Nawalny: Rechtsstaat oder Regimewechsel?

Die EU hat ihre Forderung nach einer Freilassung von Kreml-Kritiker Nawalny bekräftigt. Er sitze aus politischen Gründen in Haft, so der Sprecher von Außenvertreter Borrell, und das sei inakzeptabel. Doch welche (politischen) Ziele verfolgt die EU mit der Unterstützung Nawalnys?

Geht es einzig und allein um rechtsstaatliche Prinzipien, wie Borrell behauptet? Wenn dem so wäre, dann müsste er ebenso laut gegen die Inhaftierung von Wikileaks-Gründer Assange protestieren. Denn auch der wird aus politischen Gründen festgehalten.

Oder geht es um die Demokratie? Wird Nawalny als legitimer Oppositionsführer betrachtet, dem die EU zur Freiheit und vielleicht sogar zur Macht verhelfen will? Das wäre eine ganz andere Dimension von enormer innen- und außenpolitischer Sprengkraft.

Ein deutscher Ökonom hat sich jetzt aus der Deckung gewagt. „Wir wollen ja nicht weniger als einen Regimewandel in Russland“, sagte Gabriel Felbermayr, Präsident des Instituts für Weltwirtschaft, dem „Deutschlandfunk“.

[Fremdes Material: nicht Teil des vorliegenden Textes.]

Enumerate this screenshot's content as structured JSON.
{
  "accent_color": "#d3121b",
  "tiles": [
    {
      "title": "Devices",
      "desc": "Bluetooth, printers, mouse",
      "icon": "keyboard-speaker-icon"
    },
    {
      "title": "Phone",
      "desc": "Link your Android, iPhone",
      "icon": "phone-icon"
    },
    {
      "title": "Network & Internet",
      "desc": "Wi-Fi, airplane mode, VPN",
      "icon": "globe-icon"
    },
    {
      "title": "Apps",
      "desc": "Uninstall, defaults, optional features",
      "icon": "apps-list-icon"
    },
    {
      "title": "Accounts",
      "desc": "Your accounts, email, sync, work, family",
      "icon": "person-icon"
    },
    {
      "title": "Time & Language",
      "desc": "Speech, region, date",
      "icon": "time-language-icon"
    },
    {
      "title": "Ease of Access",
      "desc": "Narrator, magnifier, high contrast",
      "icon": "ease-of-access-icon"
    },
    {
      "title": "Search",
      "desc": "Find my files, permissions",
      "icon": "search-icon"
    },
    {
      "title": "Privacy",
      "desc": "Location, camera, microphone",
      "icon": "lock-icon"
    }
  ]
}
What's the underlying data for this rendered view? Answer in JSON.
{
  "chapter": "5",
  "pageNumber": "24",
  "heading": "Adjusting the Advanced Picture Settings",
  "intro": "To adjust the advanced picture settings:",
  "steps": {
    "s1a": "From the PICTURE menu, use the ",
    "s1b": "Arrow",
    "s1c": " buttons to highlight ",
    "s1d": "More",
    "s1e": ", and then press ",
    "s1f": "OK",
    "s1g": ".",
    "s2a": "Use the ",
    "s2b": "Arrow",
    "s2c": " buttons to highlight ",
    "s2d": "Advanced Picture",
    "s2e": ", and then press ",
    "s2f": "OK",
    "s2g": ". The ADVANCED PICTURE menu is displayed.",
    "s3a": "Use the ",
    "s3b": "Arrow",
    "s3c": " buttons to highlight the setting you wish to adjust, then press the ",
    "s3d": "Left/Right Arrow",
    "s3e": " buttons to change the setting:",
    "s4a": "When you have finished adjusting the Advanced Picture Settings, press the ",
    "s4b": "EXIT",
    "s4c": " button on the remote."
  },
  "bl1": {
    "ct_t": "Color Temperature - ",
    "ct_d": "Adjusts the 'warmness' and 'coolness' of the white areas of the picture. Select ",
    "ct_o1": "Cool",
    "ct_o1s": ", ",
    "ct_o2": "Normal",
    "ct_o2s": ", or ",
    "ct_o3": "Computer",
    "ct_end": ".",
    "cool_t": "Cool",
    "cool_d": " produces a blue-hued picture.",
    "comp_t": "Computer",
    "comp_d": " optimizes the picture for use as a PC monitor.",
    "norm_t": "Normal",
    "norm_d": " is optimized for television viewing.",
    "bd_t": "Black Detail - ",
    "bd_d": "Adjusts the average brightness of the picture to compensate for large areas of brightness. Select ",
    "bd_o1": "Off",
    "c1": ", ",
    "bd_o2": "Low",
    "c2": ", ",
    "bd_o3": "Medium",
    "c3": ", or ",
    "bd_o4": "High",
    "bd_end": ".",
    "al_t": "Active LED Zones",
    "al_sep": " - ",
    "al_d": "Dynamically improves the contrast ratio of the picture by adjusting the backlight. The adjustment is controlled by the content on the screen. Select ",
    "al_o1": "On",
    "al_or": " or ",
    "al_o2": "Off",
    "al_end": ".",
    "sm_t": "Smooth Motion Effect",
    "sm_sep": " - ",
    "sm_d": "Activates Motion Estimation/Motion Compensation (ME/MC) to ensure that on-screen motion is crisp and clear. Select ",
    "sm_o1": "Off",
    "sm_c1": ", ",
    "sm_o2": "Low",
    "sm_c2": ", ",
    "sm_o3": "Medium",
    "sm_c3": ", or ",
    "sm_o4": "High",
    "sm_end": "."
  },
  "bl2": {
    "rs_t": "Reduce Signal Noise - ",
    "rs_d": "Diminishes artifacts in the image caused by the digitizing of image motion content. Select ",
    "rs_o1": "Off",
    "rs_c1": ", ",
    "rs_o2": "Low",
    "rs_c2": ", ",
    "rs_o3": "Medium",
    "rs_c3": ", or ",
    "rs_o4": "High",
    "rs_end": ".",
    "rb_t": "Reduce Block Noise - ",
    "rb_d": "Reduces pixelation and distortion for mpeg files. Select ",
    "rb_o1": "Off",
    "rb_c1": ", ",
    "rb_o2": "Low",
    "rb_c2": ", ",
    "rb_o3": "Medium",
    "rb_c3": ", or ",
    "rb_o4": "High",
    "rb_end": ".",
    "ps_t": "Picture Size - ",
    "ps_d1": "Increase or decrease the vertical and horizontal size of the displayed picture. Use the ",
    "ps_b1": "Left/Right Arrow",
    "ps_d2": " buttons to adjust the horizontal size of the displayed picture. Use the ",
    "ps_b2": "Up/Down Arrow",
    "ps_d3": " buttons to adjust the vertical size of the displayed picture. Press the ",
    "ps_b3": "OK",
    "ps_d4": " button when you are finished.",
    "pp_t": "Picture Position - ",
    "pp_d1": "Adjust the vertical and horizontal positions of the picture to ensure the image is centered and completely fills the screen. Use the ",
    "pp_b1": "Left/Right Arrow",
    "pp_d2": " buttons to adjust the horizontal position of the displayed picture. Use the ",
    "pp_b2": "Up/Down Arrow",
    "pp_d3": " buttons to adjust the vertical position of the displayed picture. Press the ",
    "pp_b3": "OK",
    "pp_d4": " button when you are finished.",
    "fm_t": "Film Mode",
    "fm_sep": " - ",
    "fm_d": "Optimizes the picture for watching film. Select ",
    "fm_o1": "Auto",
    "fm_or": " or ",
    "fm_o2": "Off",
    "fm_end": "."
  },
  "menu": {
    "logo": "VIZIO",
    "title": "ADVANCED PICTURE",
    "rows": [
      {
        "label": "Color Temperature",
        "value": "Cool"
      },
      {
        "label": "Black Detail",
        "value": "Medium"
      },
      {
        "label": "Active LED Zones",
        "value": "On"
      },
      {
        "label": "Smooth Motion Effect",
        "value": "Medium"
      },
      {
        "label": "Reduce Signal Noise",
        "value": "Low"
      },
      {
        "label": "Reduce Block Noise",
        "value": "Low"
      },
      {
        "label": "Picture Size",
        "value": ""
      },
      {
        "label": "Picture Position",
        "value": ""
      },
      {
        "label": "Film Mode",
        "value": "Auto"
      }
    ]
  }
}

Das könne die EU allein aber nicht erreichen.Vielmehr wäre eine große Koalition nötig. so Felbermayr. Noch ein Zitat:

Wenn man Russland wirklich wirtschaftlich in die Knie zwingen will, dann bräuchte man dazu eine große Koalition von Ländern, da kann Europa allein nicht so viel ausrichten, wie notwendig wäre. Da bräuchte es zumindest auch China an Bord und am besten noch Indien und weitere Handelspartner Russlands.

G. Felbermayr im DLF

Nun spricht Felbermayr natürlich nicht für die EU. Er steht für einen konservativen Mainstream bei deutschen Ökonomen, nicht mehr und nicht weniger. Dennoch sind seine Worte ernst zu nehmen.

Denn wenn nicht alles täuscht, schmiedet die EU gerade eine Koalition gegen Russland – mit den USA. Wie in den „guten alten Zeiten“ vor Trump sucht Brüssel den Schulterschluß mit der Biden-Administration in Washington.

Deshalb hört man derzeit auch so wenig von EU-Sanktionen, vermute ich. Und deshalb ist man in Moskau so dünnhäutg, wie die jüngsten Äußerungen von Außenminister Lawrow zeigen.

Sollte Europa erneut Sanktionen verhängen, „die ein Risiko für unsere Wirtschaft darstellen (…), dann ja“, antwortete der russische Außenminister auf die Frage, ob man auf einen Bruch mit Brüssel zusteuere.

Bereits nächste Woche könnte es so weit sein. Dann treffen sich die EU-Außenminister in Brüssel – und das sogar „physisch“, also nicht nur per Video. Wie immer, wenn es Wichtiges zu besprechen gibt…

Siehe auch „Der Nawalny-Biden-Komplex“ und „Lawrow schlägt Borrell 2:0“

P.S. Am EU-Treffen soll auch der neue US-Außenminister Blinken teilnehmen, per Video. Man wolle mit ihm über Russland und China sprechen, heißt es in Brüssel.